Berjalan Sebagaimana Mestinya

Ketua PBNU Ahmad Fahrur Rozi atau Gus Fahrur mengatakan, meski 1 Abad NU beririsan dengan tahun politik, dia menegaskan lembaganya tidak akan kemana-mana.

“NU tetap konsen sebagai organisasi sosial keagamaan. Artinya kita menarik garis yang lurus tentang komitmen organisasi ini, supaya tidak tercerai-berai, dukung-mendukung dalam kontestasi pilkada atau pilpres, pileg. Ketua umum PBNU sudah menyatakan NU tak boleh ditarik kemana-mana. NU akan fokus pelayaan masyarakat, jemaah dan kerja sosial,” kata dia kepada Liputan6.com, Selasa (31/1/2023).

Gus Fahrur menegaskan, meski banyak warga NU di partai politik, itu bukan berarti bisa menarik secara kelembagannya untuk terjun ke politik elektoral.

“Anak-anak NU itu dipersilahkan (masuk) berbagai partai. Yang penting dia tak menyeret lembaga NU di kampanye, baik itu pileg maupun pilpres. NU enggak boleh dibawa. Kalau ada orang berkiprah di politik, dia harus bawa dirinya sendiri,” ungkap dia.

Menurut Gus Fahrur, ini bentuk komitmen PBNU. Bahwa, pihaknya sudah punya garis lurus dan harus dihormati semua pihak.

“Kita berkomitmen untuk tidak membawa NU ke mana-mana. NU harus tetap di relnya, ibarat kereta api tidak boleh dibajak. Sudah punya garis lurus, sudah punya landasan dan gerak. momen-momen politik itu hanya boleh dilakukan person-person,” jelas dia.

Dia menegaskan, 1 Abad NU ini adalah momentum untuk melakukan penguatan organisasi, baik ke dalam maupun ke luar. Dan menjadi momentum melakukan konsolidasi.

“Kita harus berbuat untuk negara. Mengawal keberagaman, menjaga perdamaian dunia, dan juga memajukan bangsa. Dan ini termausk penguatan terhadap organisasi kita,” jelas Gus Fahrur.

Selain itu, dia menegaskan, akan terus memperkuat basis NU, serta membangun jaringan di daerah.

“Ini dalam rangka untuk memperkuat NU lebih baik lagi,” tukasnya.

Hal ini diamini oleh tokoh senior NU KH Masdar Farid Mas’udi menegaskan, PBNU sedari dulu sudah bersikap netral dan tak akan pernah berubah.

“Pada prinsipnya tentang hal itu, NU mengambil netral,” jelas dia.

KH Masdar pun mengingatkan, bahwa NU bukanlah partai politik.

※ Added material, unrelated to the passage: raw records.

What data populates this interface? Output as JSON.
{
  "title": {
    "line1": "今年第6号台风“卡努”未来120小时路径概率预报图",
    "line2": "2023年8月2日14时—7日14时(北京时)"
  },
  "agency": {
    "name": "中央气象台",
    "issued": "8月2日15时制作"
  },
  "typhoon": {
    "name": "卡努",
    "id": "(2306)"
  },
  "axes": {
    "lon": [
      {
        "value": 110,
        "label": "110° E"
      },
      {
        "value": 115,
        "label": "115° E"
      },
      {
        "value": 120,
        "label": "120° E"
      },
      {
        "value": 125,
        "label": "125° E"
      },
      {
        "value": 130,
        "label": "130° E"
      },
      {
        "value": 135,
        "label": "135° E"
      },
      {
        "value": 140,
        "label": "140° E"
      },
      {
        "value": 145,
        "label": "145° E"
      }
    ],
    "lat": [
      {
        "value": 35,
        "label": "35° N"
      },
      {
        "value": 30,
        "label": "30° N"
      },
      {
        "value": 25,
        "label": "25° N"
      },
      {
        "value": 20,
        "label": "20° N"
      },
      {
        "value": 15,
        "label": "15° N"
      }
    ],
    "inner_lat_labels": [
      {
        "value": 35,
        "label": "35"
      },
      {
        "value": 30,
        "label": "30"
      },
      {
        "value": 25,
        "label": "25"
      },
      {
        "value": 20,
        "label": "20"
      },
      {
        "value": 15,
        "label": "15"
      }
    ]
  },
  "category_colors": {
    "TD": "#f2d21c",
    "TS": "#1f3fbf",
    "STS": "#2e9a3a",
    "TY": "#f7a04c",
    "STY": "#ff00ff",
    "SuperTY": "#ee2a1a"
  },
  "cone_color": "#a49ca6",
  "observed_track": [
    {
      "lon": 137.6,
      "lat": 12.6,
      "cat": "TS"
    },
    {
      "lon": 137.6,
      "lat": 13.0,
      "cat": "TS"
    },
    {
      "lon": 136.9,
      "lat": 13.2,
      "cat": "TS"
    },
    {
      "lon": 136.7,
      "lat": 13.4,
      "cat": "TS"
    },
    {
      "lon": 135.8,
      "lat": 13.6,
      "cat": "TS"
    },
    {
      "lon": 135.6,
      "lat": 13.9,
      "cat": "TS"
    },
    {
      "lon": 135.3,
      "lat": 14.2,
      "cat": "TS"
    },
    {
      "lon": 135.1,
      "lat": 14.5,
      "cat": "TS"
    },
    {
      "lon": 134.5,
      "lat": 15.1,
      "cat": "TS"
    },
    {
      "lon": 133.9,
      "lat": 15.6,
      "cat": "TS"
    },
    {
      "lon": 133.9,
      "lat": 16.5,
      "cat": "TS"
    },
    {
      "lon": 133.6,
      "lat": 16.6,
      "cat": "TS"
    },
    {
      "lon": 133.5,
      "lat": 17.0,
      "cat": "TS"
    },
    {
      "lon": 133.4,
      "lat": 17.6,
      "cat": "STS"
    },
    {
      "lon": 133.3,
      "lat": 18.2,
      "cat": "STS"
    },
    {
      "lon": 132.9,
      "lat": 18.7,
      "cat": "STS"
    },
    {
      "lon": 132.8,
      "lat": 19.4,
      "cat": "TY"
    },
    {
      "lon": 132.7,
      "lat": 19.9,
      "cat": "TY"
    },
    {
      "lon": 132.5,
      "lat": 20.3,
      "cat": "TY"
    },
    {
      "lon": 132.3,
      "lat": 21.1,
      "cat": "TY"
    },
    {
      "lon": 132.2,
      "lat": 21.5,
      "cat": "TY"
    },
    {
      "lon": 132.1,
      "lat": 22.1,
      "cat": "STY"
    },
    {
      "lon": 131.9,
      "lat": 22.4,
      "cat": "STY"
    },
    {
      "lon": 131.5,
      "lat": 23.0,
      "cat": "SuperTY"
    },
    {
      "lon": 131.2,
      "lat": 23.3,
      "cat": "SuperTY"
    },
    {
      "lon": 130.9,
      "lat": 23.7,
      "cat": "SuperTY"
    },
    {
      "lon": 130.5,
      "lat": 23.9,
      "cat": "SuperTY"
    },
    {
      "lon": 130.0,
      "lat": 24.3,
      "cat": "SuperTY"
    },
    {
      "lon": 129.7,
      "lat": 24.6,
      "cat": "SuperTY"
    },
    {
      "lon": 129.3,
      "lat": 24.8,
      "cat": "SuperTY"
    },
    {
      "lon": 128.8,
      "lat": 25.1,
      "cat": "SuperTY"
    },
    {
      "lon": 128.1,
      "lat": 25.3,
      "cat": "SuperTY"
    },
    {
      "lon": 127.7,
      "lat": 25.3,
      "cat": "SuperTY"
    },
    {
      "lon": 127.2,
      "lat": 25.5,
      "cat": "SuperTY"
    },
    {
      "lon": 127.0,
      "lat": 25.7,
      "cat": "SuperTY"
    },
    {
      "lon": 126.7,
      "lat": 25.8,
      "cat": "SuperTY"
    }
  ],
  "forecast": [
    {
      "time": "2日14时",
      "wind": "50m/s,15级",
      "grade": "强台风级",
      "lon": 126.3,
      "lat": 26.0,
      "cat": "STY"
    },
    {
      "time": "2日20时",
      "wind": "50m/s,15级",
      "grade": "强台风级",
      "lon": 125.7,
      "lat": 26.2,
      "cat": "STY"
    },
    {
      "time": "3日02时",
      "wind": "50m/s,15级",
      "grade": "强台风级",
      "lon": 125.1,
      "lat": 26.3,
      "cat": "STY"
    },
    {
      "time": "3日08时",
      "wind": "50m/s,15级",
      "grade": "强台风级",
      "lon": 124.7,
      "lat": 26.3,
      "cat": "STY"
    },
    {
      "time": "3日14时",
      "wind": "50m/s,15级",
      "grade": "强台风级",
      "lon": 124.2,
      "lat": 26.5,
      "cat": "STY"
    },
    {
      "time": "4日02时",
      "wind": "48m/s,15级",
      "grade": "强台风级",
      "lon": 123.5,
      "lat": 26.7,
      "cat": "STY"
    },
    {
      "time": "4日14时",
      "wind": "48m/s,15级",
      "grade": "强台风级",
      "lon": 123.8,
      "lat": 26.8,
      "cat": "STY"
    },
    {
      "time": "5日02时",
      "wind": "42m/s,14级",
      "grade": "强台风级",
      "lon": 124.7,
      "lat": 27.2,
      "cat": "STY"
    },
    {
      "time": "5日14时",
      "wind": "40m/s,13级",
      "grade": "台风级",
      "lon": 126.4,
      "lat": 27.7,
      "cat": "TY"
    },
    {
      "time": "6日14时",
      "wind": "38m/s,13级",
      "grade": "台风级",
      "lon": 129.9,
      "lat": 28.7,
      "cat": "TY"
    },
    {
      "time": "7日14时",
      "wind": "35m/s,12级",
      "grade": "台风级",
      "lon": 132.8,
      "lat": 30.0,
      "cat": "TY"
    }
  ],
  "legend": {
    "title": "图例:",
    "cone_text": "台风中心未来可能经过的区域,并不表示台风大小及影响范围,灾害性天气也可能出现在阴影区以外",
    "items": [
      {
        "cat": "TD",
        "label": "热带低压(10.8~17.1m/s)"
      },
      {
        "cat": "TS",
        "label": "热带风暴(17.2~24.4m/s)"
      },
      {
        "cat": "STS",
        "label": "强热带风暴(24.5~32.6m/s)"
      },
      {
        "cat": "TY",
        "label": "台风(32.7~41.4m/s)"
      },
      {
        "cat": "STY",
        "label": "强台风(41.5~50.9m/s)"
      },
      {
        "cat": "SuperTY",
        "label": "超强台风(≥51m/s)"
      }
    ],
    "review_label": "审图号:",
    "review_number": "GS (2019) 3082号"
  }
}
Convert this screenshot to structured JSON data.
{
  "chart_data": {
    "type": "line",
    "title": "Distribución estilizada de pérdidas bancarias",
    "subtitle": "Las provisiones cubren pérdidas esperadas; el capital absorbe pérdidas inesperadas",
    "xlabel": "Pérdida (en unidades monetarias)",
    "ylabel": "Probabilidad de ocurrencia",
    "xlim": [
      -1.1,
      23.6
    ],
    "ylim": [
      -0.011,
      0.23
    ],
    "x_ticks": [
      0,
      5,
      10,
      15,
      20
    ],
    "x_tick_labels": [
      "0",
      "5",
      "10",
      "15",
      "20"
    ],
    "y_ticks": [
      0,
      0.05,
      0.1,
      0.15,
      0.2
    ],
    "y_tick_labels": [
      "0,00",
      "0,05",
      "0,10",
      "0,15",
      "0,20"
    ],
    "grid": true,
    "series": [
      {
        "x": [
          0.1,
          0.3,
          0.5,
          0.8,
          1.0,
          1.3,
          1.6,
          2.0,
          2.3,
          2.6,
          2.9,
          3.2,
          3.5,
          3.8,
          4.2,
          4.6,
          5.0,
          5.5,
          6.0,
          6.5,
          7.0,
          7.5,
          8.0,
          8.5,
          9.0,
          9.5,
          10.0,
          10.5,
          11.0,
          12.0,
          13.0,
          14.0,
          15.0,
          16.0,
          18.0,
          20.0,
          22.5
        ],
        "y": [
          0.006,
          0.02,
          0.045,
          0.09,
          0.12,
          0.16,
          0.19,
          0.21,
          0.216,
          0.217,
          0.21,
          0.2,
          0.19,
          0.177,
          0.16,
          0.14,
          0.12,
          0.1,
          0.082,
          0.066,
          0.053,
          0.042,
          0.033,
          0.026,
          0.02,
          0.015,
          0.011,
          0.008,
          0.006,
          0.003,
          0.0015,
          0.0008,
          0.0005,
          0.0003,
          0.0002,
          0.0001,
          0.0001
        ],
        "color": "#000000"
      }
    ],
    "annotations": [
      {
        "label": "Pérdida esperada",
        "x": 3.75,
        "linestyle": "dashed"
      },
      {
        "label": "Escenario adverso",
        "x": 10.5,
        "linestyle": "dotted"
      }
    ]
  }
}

Karena itu, pihaknya fokus pada keagamaan dan masalah sosial.

“NU bukan organisasi atau partai politik. NU adalah organisasi sosial keagamaan,” pungkasnya.

Saling Klaim

Wakil Ketua Umum Partai Kebangkitan Bangsa (PKB), Jazilul Fawaid menyampaikan, PBNU berperan besar tidak hanya bagi bangsa Indonesia melaikan juga bagi lahirnya PKB.

Oleh karena itu ia menilai antara PBNU dan PKB tidak bisa dipisahkan.

“Jangan ingkari sejarah, PBNU lah yang membidani lahirnya PKB. Memisahkan NU dan PKB itu sama dengan melawan sejarah, mustahil,” kata Jazilul saat dikonfirmasi Liputan6.com, Selasa (31/2023).

Di usia PBNU yang kian matang, PKB berharap PBNU tetap menjaga komitmen kebangsaan dan PKB akan tetap berkomitmen pada PBNU juga.

“Dan dalam usia satu Abad NU, PKB akan tetap berkomitmen berkhidmah pada NU sampai kapanpun. Sebab itu tanggung jawab sejarah kelahiran PKB,” jelas dia.

Terkait netralitas PBNU di Pemilu 2024, lanjut Jazilul, ia justru menduga ada oknum penyusup di PBNU saat ini yang bertujuan mendukung suatu kelompok tertentu, namun ia tidak menyebutkan nama penyusup tersebut.

“Nah, Justru yang perlu diwaspadai saat ini, disinyalir adanya penyusup ditubuh PBNU, yang bermain untuk kepentingan kelompok tertentu,” pungkasnya.

Meski demikian, Wakil Ketua PPP Arsul Sani menyatakan peran besar NU bagi bangsa tidak terbantahkan.

“NU ormas Islam terbesar di tanah air telah memberikan sumbangsih yang luar biasa pada bangsa ini bahkan sejak sebelum kita merdeka. Kemudian jika kita bicara peran setelah kemerdekaan, tak seorangpun bisa membantah NU adalah ormas Islam penjaga keutuhan 4 konsensus bernegara ini (Pancasila, UUD NRI Tahun 1945, NKRI dan Bhineka Tunggal Ika),” kata Arsul pada Liputan6.com, Selasa (31/1/2023).

PPP menilai PBNU berhasil merekatkan elemen bangsa dan menjaga keberagaman.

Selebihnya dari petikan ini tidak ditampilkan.